COVEC nie ukończy inwestycji w Borku
Chińska firma COVEC opuściła plac budowy Hotelu Centrum Kongresowe "Gromada" w Borku Fałęckim. To ta sama, która w atmosferze skandalu wycofała się z budowy autostrady A2. Władze centrum zerwały z Chińczykami umowę i odetchnęły z ulgą, gdyż spowalniali oni zakończenie prac. Przez to Kraków stracił kilka prestiżowych konferencji.
09.08.2011 | aktual.: 09.08.2011 15:36
"Gromada" musiała je odwołać. Teraz prace mają przyspieszyć i z nowym rokiem miasto będzie mogło gościć kongresy nawet na 4 tys. uczestników.
Budowa ruszyła przy ul. Orzechowej w roku 2008. Obiekt ma mieć 450 pokoi gościnnych, parking na 300 aut, ale co najważniejsze: dwie największe sale konferencyjne w mieście, każda na 2 tys. miejsc. Kraków czeka na tę inwestycję, bo dziś nie ma gdzie organizować wielkich konferencji. Miejskie Centrum Kongresowe budowane przy moście Grunwaldzkim jest na razie tylko dziurą w ziemi.
Współpraca z Chińczykami zapowiadała się nieźle. Jeszcze rok temu na placu budowy pracowało ich ok. 50. - Konstrukcję wykonali nieźle, ale problemy zaczęły się przy wykończeniach - mówi Tadeusz Kierzek, dyrektor powstającego centrum.

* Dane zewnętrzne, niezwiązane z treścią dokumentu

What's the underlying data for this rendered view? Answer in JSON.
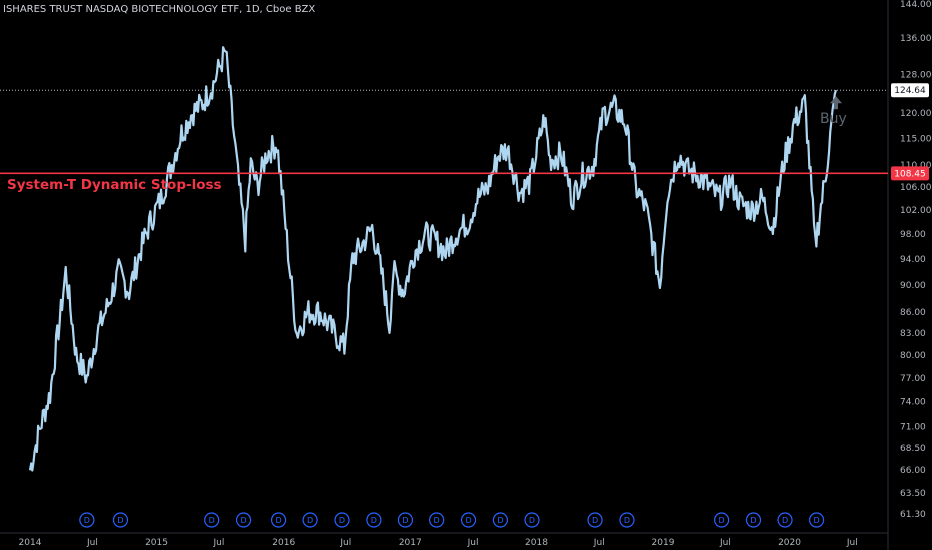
{
  "chart_data": {
    "type": "line",
    "title": "ISHARES TRUST NASDAQ BIOTECHNOLOGY ETF, 1D, Cboe BZX",
    "x_ticks": [
      "2014",
      "Jul",
      "2015",
      "Jul",
      "2016",
      "Jul",
      "2017",
      "Jul",
      "2018",
      "Jul",
      "2019",
      "Jul",
      "2020",
      "Jul"
    ],
    "y_ticks": [
      "144.00",
      "136.00",
      "128.00",
      "124.64",
      "120.00",
      "115.00",
      "110.00",
      "108.45",
      "106.00",
      "102.00",
      "98.00",
      "94.00",
      "90.00",
      "86.00",
      "83.00",
      "80.00",
      "77.00",
      "74.00",
      "71.00",
      "68.50",
      "66.00",
      "63.50",
      "61.30"
    ],
    "y_scale": "log",
    "ylim": [
      60.5,
      144
    ],
    "series": [
      {
        "x": [
          "2014-01-02",
          "2014-02-01",
          "2014-03-01",
          "2014-04-01",
          "2014-04-15",
          "2014-05-15",
          "2014-06-15",
          "2014-07-15",
          "2014-08-15",
          "2014-09-15",
          "2014-10-15",
          "2014-11-15",
          "2014-12-15",
          "2015-01-15",
          "2015-02-15",
          "2015-03-15",
          "2015-04-15",
          "2015-05-15",
          "2015-06-15",
          "2015-07-20",
          "2015-08-10",
          "2015-08-25",
          "2015-09-15",
          "2015-10-01",
          "2015-10-20",
          "2015-11-15",
          "2015-12-15",
          "2016-01-20",
          "2016-02-10",
          "2016-03-15",
          "2016-04-15",
          "2016-05-15",
          "2016-06-27",
          "2016-07-20",
          "2016-08-15",
          "2016-09-15",
          "2016-10-15",
          "2016-11-04",
          "2016-11-15",
          "2016-12-15",
          "2017-01-15",
          "2017-02-15",
          "2017-03-15",
          "2017-04-15",
          "2017-05-15",
          "2017-06-20",
          "2017-07-15",
          "2017-08-15",
          "2017-09-15",
          "2017-10-10",
          "2017-11-15",
          "2017-12-15",
          "2018-01-25",
          "2018-02-10",
          "2018-03-15",
          "2018-04-15",
          "2018-05-15",
          "2018-06-15",
          "2018-07-15",
          "2018-08-15",
          "2018-09-15",
          "2018-10-15",
          "2018-11-15",
          "2018-12-24",
          "2019-01-15",
          "2019-02-15",
          "2019-03-15",
          "2019-04-15",
          "2019-05-15",
          "2019-06-15",
          "2019-07-15",
          "2019-08-15",
          "2019-09-15",
          "2019-10-15",
          "2019-11-15",
          "2019-12-15",
          "2020-01-15",
          "2020-02-15",
          "2020-03-16",
          "2020-04-15",
          "2020-05-15"
        ],
        "values": [
          66,
          71,
          75,
          86,
          92,
          80,
          77,
          83,
          87,
          92,
          89,
          95,
          100,
          104,
          110,
          116,
          120,
          122,
          126,
          133,
          118,
          108,
          97,
          110,
          106,
          112,
          114,
          93,
          83,
          86,
          86,
          84,
          81,
          94,
          96,
          99,
          91,
          84,
          92,
          89,
          95,
          98,
          97,
          95,
          98,
          100,
          104,
          106,
          112,
          113,
          105,
          107,
          119,
          111,
          112,
          104,
          108,
          110,
          120,
          121,
          118,
          106,
          102,
          90,
          105,
          112,
          109,
          108,
          106,
          104,
          107,
          103,
          102,
          104,
          99,
          110,
          118,
          122,
          96,
          108,
          124.64
        ]
      }
    ],
    "annotations": {
      "stop_loss": {
        "label": "System-T Dynamic Stop-loss",
        "value": 108.45,
        "color": "#f23645"
      },
      "last_price": {
        "value": 124.64,
        "label": "124.64"
      },
      "buy_marker": {
        "label": "Buy",
        "date": "2020-05-15"
      }
    },
    "dividends": {
      "label": "D",
      "dates": [
        "2014-06-15",
        "2014-09-20",
        "2015-06-10",
        "2015-09-10",
        "2015-12-20",
        "2016-03-20",
        "2016-06-20",
        "2016-09-20",
        "2016-12-20",
        "2017-03-20",
        "2017-06-20",
        "2017-09-20",
        "2017-12-20",
        "2018-06-20",
        "2018-09-20",
        "2019-06-20",
        "2019-09-20",
        "2019-12-20",
        "2020-03-20"
      ]
    },
    "colors": {
      "line": "#aed6f1",
      "background": "#000000",
      "axis_text": "#b2b5be",
      "stop_loss": "#f23645",
      "dividend": "#2962ff",
      "last_price_tag": "#ffffff"
    },
    "grid": false
  }
}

COVEC nie zdążył oddać inwestycji do użytku w pierwszym terminie (koniec 2010 roku), ani też w drugim (czerwiec 2011). W ostatnich miesiącach na budowie ciężko było naliczyć choć pięciu robotników. Chińczycy domagali się ciągle więcej pieniędzy, bo przeliczyli się, dając w przetargu niskie stawki. Negocjowali wykonanie każdego drobiazgu, co opóźniało inwestycję.
- Zerwaliśmy, więc umowę choć COVEC twierdzi, że dalej jest ona aktualna. Mimo to zwinęli się i wyjechali - mówi Kierzek. - Teraz szukamy polskich wykonawców - kwituje.
Dyrektor nie wyklucza, że Chińczycy będą się procesować. Jest na to jednak przygotowany. Sam chce rozliczyć ich za opóźnienia. Ale na razie skupia się na dokończeniu prac.
A trzeba jeszcze m.in. pomalować ściany wewnątrz obiektu, zamontować sufity, skończyć restauracyjne kuchnie i zadbać o wyposażenie. Do końca roku centrum ma być gotowe.
Niestety przez spowolnienie robót "Gromada" już straciła sporo imprez i pieniędzy. Musiała odwołać wrześniową konferencję medyczną na 1000 osób i kongres Eurobiotech (zarezerwowanych 500 miejsc na październik). Odwołano też prestiżową konferencję firmy branży telekomunikacyjnej. Miał jej patronować sam premier rządu Donald Tusk.
"Gromada" jak najszybciej chce się odkuć. Ma już chętnych na zorganizowanie w 2012 roku trzech konferencji z branży medycznej, dwóch sympozjów na 800 osób i 20-dniowej imprezy jednego z angielskich dealerów samochodowych. - Rozkręcimy się i wtedy przyjdzie czas na kilkutysięczne kongresy - zapewnia Kierzek.